I’ve been fascinated by and drawn to wells ever since I was a schoolboy. I would pore over the local OS map and search them out. My first ever was St Aldhelm’s well near Syston which turned out to be a fairly miserable puddle but which was reputed to be good for healing eye complaints. Wells, springs and resurgences – perhaps because their water appears to come from nowhere – have a naturally mysterious quality. As for the links between wells and saints, my best guess is that it’s metaphorical and poetic rather than factual. What’s really important is the capacity of the water, emerging from the unknown, to evoke a change of mood, a kind of meditative openness – if only the pilgrim allows it.

The logical, scientific mind would have none of this of course. “So Dave, your supposedly healing well is dedicated to a saint who probably had nothing to do with it and probably never visited it. Furthermore we now understand exactly how the water, falling as rain, percolates through the ground and emerges at the well, and the supposedly healing properties of the water cannot be identified by the most detailed analysis.” and I would reply “Every word you say is true; but in such a limited way you miss the point altogether. The well, the stories of saints and the water are nothing more than the setting in which the real work is a kind of silent dialogue between the pilgrim and what one 15th century Christian mystic called “The cloud of unknowing”.

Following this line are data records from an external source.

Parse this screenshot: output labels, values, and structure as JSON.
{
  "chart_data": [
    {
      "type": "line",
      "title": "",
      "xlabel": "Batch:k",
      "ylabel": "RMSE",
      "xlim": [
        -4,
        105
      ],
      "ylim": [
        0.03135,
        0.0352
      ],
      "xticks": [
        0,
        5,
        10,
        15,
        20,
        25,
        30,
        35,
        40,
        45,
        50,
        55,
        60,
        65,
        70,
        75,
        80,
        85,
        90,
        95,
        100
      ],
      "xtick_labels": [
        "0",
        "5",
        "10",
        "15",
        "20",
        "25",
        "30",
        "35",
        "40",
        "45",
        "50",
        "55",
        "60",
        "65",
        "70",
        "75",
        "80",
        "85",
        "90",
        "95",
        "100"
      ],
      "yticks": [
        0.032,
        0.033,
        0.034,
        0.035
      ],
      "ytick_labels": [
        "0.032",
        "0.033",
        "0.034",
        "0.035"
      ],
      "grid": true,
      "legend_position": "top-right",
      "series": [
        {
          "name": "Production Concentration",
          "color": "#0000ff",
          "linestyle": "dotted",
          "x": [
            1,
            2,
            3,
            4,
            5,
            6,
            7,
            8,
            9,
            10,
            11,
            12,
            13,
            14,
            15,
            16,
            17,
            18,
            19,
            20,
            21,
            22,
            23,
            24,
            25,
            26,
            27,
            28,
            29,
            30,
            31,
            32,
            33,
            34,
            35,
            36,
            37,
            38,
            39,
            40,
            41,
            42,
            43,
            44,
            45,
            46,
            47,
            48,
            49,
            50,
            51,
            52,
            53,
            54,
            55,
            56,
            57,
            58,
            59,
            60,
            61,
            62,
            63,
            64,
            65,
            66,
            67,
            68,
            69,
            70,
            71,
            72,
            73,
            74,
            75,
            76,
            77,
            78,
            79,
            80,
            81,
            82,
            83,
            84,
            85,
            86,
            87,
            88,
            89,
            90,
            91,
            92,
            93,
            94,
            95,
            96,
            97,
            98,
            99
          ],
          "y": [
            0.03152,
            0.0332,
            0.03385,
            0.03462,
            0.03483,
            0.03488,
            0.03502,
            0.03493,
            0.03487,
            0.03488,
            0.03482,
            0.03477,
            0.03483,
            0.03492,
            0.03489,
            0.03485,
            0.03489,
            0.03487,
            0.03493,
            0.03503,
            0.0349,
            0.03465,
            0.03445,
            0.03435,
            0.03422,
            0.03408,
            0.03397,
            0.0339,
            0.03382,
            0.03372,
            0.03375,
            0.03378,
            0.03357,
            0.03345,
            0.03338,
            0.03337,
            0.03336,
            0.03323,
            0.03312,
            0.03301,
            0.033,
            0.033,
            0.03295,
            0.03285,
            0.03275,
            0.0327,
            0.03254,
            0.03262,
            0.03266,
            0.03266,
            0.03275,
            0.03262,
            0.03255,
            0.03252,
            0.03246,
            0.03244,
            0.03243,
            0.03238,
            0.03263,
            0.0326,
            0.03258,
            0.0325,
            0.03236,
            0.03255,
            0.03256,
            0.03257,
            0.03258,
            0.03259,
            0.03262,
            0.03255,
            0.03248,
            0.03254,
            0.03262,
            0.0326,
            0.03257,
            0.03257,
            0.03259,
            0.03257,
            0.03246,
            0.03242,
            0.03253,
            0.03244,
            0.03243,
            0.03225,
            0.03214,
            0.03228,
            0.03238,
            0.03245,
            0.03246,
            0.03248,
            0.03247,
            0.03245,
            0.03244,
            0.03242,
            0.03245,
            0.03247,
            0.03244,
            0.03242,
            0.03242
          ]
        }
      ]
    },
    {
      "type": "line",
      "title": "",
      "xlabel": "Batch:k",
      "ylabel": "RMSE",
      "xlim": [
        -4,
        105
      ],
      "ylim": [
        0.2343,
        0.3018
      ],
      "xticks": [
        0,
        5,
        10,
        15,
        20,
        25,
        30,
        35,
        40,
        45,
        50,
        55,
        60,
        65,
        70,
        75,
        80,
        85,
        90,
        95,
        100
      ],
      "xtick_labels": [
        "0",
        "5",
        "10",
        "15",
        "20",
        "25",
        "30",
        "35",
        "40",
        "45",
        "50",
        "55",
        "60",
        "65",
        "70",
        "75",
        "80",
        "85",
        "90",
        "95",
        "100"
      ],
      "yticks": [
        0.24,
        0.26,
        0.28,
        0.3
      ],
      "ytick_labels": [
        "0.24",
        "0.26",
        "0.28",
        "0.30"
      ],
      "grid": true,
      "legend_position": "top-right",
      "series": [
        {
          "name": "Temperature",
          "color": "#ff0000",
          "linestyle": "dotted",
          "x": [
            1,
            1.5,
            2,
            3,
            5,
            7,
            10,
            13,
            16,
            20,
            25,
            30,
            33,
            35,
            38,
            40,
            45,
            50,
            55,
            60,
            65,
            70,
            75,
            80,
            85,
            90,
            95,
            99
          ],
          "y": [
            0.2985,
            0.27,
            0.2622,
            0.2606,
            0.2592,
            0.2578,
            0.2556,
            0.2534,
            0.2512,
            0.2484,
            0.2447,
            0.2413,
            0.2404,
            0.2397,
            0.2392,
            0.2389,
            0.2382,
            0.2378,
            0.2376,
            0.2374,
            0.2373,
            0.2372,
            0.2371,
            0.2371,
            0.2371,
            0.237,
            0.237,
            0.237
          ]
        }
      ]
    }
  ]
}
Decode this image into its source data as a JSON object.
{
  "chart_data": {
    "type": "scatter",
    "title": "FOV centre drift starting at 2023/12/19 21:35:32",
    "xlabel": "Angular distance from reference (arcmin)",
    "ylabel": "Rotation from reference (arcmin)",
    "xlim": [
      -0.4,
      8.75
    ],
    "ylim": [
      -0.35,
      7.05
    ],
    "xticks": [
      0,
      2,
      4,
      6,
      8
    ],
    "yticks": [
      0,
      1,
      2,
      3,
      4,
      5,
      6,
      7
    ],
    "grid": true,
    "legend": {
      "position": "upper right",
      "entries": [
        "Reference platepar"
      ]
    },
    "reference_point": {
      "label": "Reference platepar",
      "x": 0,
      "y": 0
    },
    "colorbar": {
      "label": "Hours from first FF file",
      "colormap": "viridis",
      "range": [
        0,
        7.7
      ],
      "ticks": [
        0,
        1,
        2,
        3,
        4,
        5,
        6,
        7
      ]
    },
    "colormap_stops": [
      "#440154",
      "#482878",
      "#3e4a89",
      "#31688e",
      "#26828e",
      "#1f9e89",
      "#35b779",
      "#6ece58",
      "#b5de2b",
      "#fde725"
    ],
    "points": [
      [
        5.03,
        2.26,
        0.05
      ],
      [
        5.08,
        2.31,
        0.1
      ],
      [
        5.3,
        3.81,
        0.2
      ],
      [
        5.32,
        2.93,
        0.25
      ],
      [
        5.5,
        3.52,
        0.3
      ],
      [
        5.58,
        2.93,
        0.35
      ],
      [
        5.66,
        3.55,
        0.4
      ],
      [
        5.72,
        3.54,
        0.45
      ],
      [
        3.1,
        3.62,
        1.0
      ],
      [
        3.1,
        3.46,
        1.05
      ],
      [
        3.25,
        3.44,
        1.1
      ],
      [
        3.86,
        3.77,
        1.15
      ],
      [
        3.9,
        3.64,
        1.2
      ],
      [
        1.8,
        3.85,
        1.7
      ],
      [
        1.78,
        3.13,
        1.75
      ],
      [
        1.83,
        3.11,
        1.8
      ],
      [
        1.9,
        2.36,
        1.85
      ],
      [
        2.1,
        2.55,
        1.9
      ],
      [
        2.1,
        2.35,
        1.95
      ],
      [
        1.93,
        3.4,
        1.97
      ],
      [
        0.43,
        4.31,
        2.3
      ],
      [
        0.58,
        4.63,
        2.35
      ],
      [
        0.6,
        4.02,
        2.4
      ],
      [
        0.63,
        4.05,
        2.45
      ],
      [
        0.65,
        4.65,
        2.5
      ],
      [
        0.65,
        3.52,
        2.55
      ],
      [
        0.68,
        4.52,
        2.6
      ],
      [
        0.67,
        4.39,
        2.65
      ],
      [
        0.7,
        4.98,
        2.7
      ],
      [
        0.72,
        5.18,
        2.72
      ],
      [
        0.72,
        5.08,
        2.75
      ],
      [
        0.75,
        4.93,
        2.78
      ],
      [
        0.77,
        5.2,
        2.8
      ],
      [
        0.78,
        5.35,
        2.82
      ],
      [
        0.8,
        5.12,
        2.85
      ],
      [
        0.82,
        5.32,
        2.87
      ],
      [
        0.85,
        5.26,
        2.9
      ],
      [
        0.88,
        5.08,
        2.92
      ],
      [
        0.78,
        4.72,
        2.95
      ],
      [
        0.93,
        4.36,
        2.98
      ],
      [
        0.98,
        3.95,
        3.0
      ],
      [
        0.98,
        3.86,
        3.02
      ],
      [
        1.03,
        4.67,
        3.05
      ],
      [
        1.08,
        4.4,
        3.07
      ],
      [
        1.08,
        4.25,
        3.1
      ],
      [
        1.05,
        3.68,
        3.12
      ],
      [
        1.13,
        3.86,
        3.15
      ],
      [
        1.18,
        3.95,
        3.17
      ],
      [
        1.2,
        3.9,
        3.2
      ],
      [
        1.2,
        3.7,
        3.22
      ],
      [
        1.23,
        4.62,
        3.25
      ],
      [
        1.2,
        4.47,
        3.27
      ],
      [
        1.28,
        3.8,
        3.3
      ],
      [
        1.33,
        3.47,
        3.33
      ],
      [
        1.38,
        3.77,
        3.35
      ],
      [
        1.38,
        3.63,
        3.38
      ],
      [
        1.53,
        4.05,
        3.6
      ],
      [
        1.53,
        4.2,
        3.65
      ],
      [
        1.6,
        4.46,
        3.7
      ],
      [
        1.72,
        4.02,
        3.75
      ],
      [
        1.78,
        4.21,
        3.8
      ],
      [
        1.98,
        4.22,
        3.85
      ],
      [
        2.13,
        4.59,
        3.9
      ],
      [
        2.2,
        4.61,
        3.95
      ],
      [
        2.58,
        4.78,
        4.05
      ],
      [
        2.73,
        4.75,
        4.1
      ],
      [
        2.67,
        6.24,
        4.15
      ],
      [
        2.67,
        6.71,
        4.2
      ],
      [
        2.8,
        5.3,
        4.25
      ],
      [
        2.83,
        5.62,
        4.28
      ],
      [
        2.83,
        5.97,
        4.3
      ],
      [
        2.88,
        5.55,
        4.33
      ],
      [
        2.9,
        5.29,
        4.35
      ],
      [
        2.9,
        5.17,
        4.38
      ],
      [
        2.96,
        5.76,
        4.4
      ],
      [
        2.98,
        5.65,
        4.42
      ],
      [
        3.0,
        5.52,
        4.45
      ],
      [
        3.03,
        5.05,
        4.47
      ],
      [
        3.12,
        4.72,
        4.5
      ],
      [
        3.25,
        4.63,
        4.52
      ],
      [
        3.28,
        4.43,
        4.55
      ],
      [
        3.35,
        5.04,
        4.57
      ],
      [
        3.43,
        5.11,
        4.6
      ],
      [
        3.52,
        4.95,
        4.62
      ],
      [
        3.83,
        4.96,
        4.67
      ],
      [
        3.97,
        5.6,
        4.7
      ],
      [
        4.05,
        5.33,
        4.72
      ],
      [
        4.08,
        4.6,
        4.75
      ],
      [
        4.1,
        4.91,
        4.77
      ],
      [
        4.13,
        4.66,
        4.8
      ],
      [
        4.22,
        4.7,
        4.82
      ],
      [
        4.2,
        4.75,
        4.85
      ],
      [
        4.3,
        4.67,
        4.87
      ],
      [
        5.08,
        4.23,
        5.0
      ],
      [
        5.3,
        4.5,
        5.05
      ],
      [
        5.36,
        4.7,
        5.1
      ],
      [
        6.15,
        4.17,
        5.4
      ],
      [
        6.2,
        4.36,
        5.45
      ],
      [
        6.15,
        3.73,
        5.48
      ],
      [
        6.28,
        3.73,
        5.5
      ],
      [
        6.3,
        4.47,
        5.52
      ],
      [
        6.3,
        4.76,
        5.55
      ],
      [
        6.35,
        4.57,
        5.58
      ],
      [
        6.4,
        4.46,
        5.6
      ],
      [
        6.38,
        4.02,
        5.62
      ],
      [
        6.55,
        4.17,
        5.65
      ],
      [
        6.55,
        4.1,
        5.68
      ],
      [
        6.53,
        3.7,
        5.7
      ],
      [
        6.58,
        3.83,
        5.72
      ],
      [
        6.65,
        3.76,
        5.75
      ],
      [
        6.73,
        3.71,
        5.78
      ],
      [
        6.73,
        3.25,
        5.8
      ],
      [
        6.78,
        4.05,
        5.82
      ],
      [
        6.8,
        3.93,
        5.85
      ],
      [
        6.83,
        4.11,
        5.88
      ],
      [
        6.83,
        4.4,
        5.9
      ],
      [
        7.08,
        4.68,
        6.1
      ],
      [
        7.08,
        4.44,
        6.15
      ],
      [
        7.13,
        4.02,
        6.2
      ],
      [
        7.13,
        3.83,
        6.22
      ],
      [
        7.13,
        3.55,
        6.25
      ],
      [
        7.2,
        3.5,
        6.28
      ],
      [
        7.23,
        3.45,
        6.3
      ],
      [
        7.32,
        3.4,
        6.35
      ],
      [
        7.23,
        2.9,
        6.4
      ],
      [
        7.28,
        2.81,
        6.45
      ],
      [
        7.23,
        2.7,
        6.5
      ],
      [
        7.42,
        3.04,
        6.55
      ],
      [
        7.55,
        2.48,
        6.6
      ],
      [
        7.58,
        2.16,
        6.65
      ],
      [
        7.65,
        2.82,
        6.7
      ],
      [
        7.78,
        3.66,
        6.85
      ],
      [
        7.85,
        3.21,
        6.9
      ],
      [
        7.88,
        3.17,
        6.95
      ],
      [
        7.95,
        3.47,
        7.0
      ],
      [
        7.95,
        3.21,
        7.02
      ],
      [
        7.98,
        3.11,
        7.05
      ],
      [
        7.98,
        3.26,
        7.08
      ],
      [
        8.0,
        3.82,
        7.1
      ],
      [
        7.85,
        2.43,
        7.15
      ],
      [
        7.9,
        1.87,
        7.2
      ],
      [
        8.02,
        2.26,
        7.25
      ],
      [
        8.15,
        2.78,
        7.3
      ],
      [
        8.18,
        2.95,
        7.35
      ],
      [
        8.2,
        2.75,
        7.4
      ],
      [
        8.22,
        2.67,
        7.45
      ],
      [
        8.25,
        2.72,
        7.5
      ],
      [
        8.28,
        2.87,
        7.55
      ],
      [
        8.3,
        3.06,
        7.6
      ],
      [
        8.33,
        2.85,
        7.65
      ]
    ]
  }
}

No-one knows or ever could know what the emerging water says, because – in exactly the approach of Taoism, Zen Buddhism, Christian mysticism and almost any other religious tradition – the Word – is only heard in the silence when every preconception, theological assumption or personal pleading is put aside. All of which was a rather long winded answer to the question – “Did your ankle get better?” – Well, thanks for asking – but no, not really. On the other hand I did.”